As with what my family experienced, so many others have had these awful encounters and they have questions without answers and justice seems only a dream for some but if we continue the culture of hatred and indifference toward law enforcement we will only breed more hatred and violence. I still have friends that are in law enforcement and there are some that are great people, who truly have a heart to help, serve, and protect others and they are who we as the church need to focus on.

Bad apples are ruining the entire bushel. Environment can be a powerful, powerful force and you may have a person who started out with the best of intentions and enough time and enough pressure can turn that person into whom they never intended to be.

As a profession, law enforcement has some extremely disturbing statistics, suicide rates of around seventeen percent usually before ten years service and the highest rates between forty to forty-four years of age with the highest rate being in officers with over twenty years service, high rates of alcoholism, drug abuse and with domestic violence rates double that of the national average.

For the record those are actually older statistics, so now to ask how does this happen? Well, think of this, if you went to your job every day knowing that you may not make it home, that every shift may be your last. If the average person viewed you with hatred and suspicion often being fought, cursed, and spit on and weave into that seeing victims of violence and car accidents leaving bodies bloody, mangled and often dismembered, working suicides complete with brains splattered against walls, delivering news to families that loved ones have been killed.

Often working double shifts with very little rest and often with an extra job to just to make ends meet. Now internalize all those things you have just seen because you are required to be “strong” and conceal your emotions. Do this day after day, you would soon  find that there is nothing normal about it.

No human can handle that kind of stress without God and no human can handle that type of job stress and not be affected in some way.

“Be ye not overcome by evil BUT overcome evil with good” that verse tells us that all humans at one point or another can be overcame by the evils around them.

I will NEVER by any means whatsoever say that those who are just evil do not exist. I think I have shown proof that I do understand families who are angry and protest and want justice, I do understand because whether my brother had issues or not, eighteen is much too young for a life to end because of a delinquently misguided joy ride. 

But I also understand the risk we take as a society, if we do not remember that those in this profession are not merely “they” or “them” but are actually individuals just as we as Christians are individuals and that they do hurt and that they are souls that can break and help the cause of good to overcome the evil and that those who are of honor will have courage to stand against those who do not.

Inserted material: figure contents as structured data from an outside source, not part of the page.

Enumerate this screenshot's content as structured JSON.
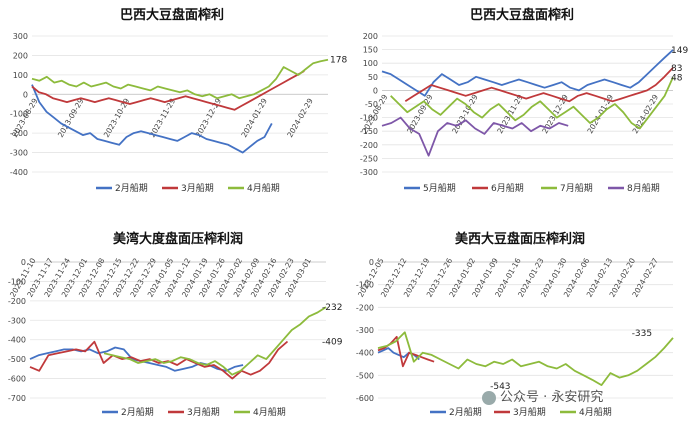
{
  "watermark": {
    "text": "公众号 · 永安研究",
    "icon": "wechat-icon"
  },
  "colors": {
    "blue": "#4472C4",
    "red": "#C0393B",
    "green": "#8DBB3C",
    "purple": "#7E57A8"
  },
  "chart_data": [
    {
      "type": "line",
      "title": "巴西大豆盘面榨利",
      "ylim": [
        -400,
        300
      ],
      "yticks": [
        300,
        200,
        100,
        0,
        -100,
        -200,
        -300,
        -400
      ],
      "grid": true,
      "legend": "bottom",
      "x_ticklabels": [
        "2023-08-29",
        "2023-09-29",
        "2023-10-29",
        "2023-11-29",
        "2023-12-29",
        "2024-01-29",
        "2024-02-29"
      ],
      "end_label": "178",
      "series": [
        {
          "name": "2月船期",
          "color": "#4472C4",
          "start": 0.0,
          "end": 0.81,
          "values": [
            50,
            -40,
            -90,
            -120,
            -150,
            -170,
            -190,
            -210,
            -200,
            -230,
            -240,
            -250,
            -260,
            -220,
            -200,
            -190,
            -200,
            -210,
            -220,
            -230,
            -240,
            -220,
            -200,
            -210,
            -230,
            -240,
            -250,
            -260,
            -280,
            -300,
            -270,
            -240,
            -220,
            -150
          ]
        },
        {
          "name": "3月船期",
          "color": "#C0393B",
          "start": 0.0,
          "end": 0.92,
          "values": [
            40,
            10,
            0,
            -20,
            -30,
            -40,
            -30,
            -20,
            -30,
            -40,
            -30,
            -20,
            -30,
            -40,
            -50,
            -40,
            -30,
            -20,
            -30,
            -40,
            -30,
            -20,
            -10,
            -20,
            -30,
            -40,
            -50,
            -60,
            -70,
            -80,
            -60,
            -40,
            -20,
            0,
            20,
            40,
            60,
            80,
            100,
            120
          ]
        },
        {
          "name": "4月船期",
          "color": "#8DBB3C",
          "start": 0.0,
          "end": 1.0,
          "values": [
            80,
            70,
            90,
            60,
            70,
            50,
            40,
            60,
            40,
            50,
            60,
            40,
            30,
            50,
            40,
            30,
            20,
            40,
            30,
            20,
            10,
            20,
            0,
            -10,
            0,
            -20,
            -10,
            0,
            -20,
            -10,
            0,
            20,
            40,
            80,
            140,
            120,
            100,
            130,
            160,
            170,
            178
          ]
        }
      ]
    },
    {
      "type": "line",
      "title": "巴西大豆盘面榨利",
      "ylim": [
        -300,
        200
      ],
      "yticks": [
        200,
        150,
        100,
        50,
        0,
        -50,
        -100,
        -150,
        -200,
        -250,
        -300
      ],
      "grid": true,
      "legend": "bottom",
      "x_ticklabels": [
        "2023-08-29",
        "2023-09-29",
        "2023-10-29",
        "2023-11-29",
        "2023-12-29",
        "2024-01-29",
        "2024-02-29"
      ],
      "end_labels": [
        "149",
        "83",
        "48"
      ],
      "series": [
        {
          "name": "5月船期",
          "color": "#4472C4",
          "start": 0.0,
          "end": 1.0,
          "values": [
            70,
            60,
            40,
            20,
            0,
            -20,
            30,
            60,
            40,
            20,
            30,
            50,
            40,
            30,
            20,
            30,
            40,
            30,
            20,
            10,
            20,
            30,
            10,
            0,
            20,
            30,
            40,
            30,
            20,
            10,
            30,
            60,
            90,
            120,
            149
          ]
        },
        {
          "name": "6月船期",
          "color": "#C0393B",
          "start": 0.08,
          "end": 1.0,
          "values": [
            -40,
            -20,
            0,
            20,
            10,
            0,
            -10,
            -20,
            -10,
            0,
            10,
            0,
            -10,
            -20,
            -30,
            -20,
            -10,
            -20,
            -30,
            -40,
            -20,
            -10,
            -20,
            -30,
            -40,
            -30,
            -20,
            -10,
            0,
            20,
            50,
            83
          ]
        },
        {
          "name": "7月船期",
          "color": "#8DBB3C",
          "start": 0.03,
          "end": 1.0,
          "values": [
            -20,
            -50,
            -80,
            -60,
            -40,
            -70,
            -90,
            -60,
            -30,
            -50,
            -80,
            -100,
            -70,
            -50,
            -80,
            -110,
            -90,
            -60,
            -40,
            -70,
            -100,
            -80,
            -60,
            -90,
            -120,
            -100,
            -70,
            -50,
            -80,
            -120,
            -140,
            -100,
            -60,
            -20,
            48
          ]
        },
        {
          "name": "8月船期",
          "color": "#7E57A8",
          "start": 0.0,
          "end": 0.64,
          "values": [
            -130,
            -120,
            -100,
            -140,
            -160,
            -240,
            -150,
            -120,
            -130,
            -110,
            -140,
            -160,
            -120,
            -130,
            -140,
            -120,
            -150,
            -130,
            -140,
            -120,
            -130
          ]
        }
      ]
    },
    {
      "type": "line",
      "title": "美湾大度盘面压榨利润",
      "ylim": [
        -700,
        0
      ],
      "yticks": [
        0,
        -100,
        -200,
        -300,
        -400,
        -500,
        -600,
        -700
      ],
      "grid": true,
      "legend": "bottom",
      "x_ticklabels": [
        "2023-11-10",
        "2023-11-17",
        "2023-11-24",
        "2023-12-01",
        "2023-12-08",
        "2023-12-15",
        "2023-12-22",
        "2023-12-29",
        "2024-01-05",
        "2024-01-12",
        "2024-01-19",
        "2024-01-26",
        "2024-02-02",
        "2024-02-09",
        "2024-02-16",
        "2024-02-23",
        "2024-03-01"
      ],
      "end_labels": [
        "-232",
        "-409"
      ],
      "series": [
        {
          "name": "2月船期",
          "color": "#4472C4",
          "start": 0.0,
          "end": 0.72,
          "values": [
            -500,
            -480,
            -470,
            -460,
            -450,
            -450,
            -460,
            -450,
            -470,
            -460,
            -440,
            -450,
            -500,
            -510,
            -520,
            -530,
            -540,
            -560,
            -550,
            -540,
            -520,
            -530,
            -550,
            -560,
            -540,
            -530
          ]
        },
        {
          "name": "3月船期",
          "color": "#C0393B",
          "start": 0.0,
          "end": 0.87,
          "values": [
            -540,
            -560,
            -480,
            -470,
            -460,
            -450,
            -460,
            -410,
            -520,
            -480,
            -500,
            -490,
            -510,
            -500,
            -520,
            -510,
            -530,
            -500,
            -520,
            -540,
            -530,
            -560,
            -600,
            -560,
            -580,
            -560,
            -520,
            -450,
            -409
          ]
        },
        {
          "name": "4月船期",
          "color": "#8DBB3C",
          "start": 0.25,
          "end": 1.0,
          "values": [
            -470,
            -480,
            -490,
            -500,
            -520,
            -510,
            -500,
            -520,
            -510,
            -490,
            -500,
            -520,
            -530,
            -510,
            -540,
            -580,
            -560,
            -520,
            -480,
            -500,
            -450,
            -400,
            -350,
            -320,
            -280,
            -260,
            -232
          ]
        }
      ]
    },
    {
      "type": "line",
      "title": "美西大豆盘面压榨利润",
      "ylim": [
        -600,
        0
      ],
      "yticks": [
        0,
        -100,
        -200,
        -300,
        -400,
        -500,
        -600
      ],
      "grid": true,
      "legend": "bottom",
      "x_ticklabels": [
        "2023-12-05",
        "2023-12-12",
        "2023-12-19",
        "2023-12-26",
        "2024-01-02",
        "2024-01-09",
        "2024-01-16",
        "2024-01-23",
        "2024-01-30",
        "2024-02-06",
        "2024-02-13",
        "2024-02-20",
        "2024-02-27"
      ],
      "end_labels": [
        "-335",
        "-543"
      ],
      "series": [
        {
          "name": "2月船期",
          "color": "#4472C4",
          "start": 0.0,
          "end": 0.14,
          "values": [
            -400,
            -390,
            -380,
            -400,
            -410,
            -420,
            -400,
            -410,
            -430
          ]
        },
        {
          "name": "3月船期",
          "color": "#C0393B",
          "start": 0.0,
          "end": 0.19,
          "values": [
            -390,
            -380,
            -360,
            -330,
            -460,
            -400,
            -410,
            -420,
            -430,
            -440
          ]
        },
        {
          "name": "4月船期",
          "color": "#8DBB3C",
          "start": 0.0,
          "end": 1.0,
          "values": [
            -380,
            -370,
            -350,
            -310,
            -440,
            -400,
            -410,
            -430,
            -450,
            -470,
            -430,
            -450,
            -460,
            -440,
            -450,
            -430,
            -460,
            -450,
            -440,
            -460,
            -470,
            -450,
            -480,
            -500,
            -520,
            -543,
            -490,
            -510,
            -500,
            -480,
            -450,
            -420,
            -380,
            -335
          ]
        }
      ]
    }
  ]
}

 The truth is there will be no peace on this earth until the return of Jesus Christ and without men and women who are willing to stand between those who wish to harm and those who would be harmed we would be truly in anarchy. And as time draws closer, the world gets crazier we will need good ones more than ever. 

I know people pray for their safety but we also need to pray that God will watch over those who do walk in integrity and keep them in integrity and that they will always treat others with the same respect that they desire and pray He will send them help with those burdens and that they will not be overcame by the evil they see and face.

Pray that they will look at others also as human and not become jaded and view everyone as rampant criminals. And that the mere notion of keeping peace requires excessive violence will no longer be held and for the termination of the ideology that the ends can justify the means and as concerning those who are brutal and miscarry justice, well you know the prayer, the same one you pray over it all “Deliver us from evil.” 

Jesus Christ is the one true law giver, and judge. He will render to all as they have sown and Vengeance is His.

I wrote this on behalf of victims, and their families, and true justice.

My brother’s story, as the stories of so many others deserved to be told and in his case justice was NOT served, it was miscarried.   May he rest in peace.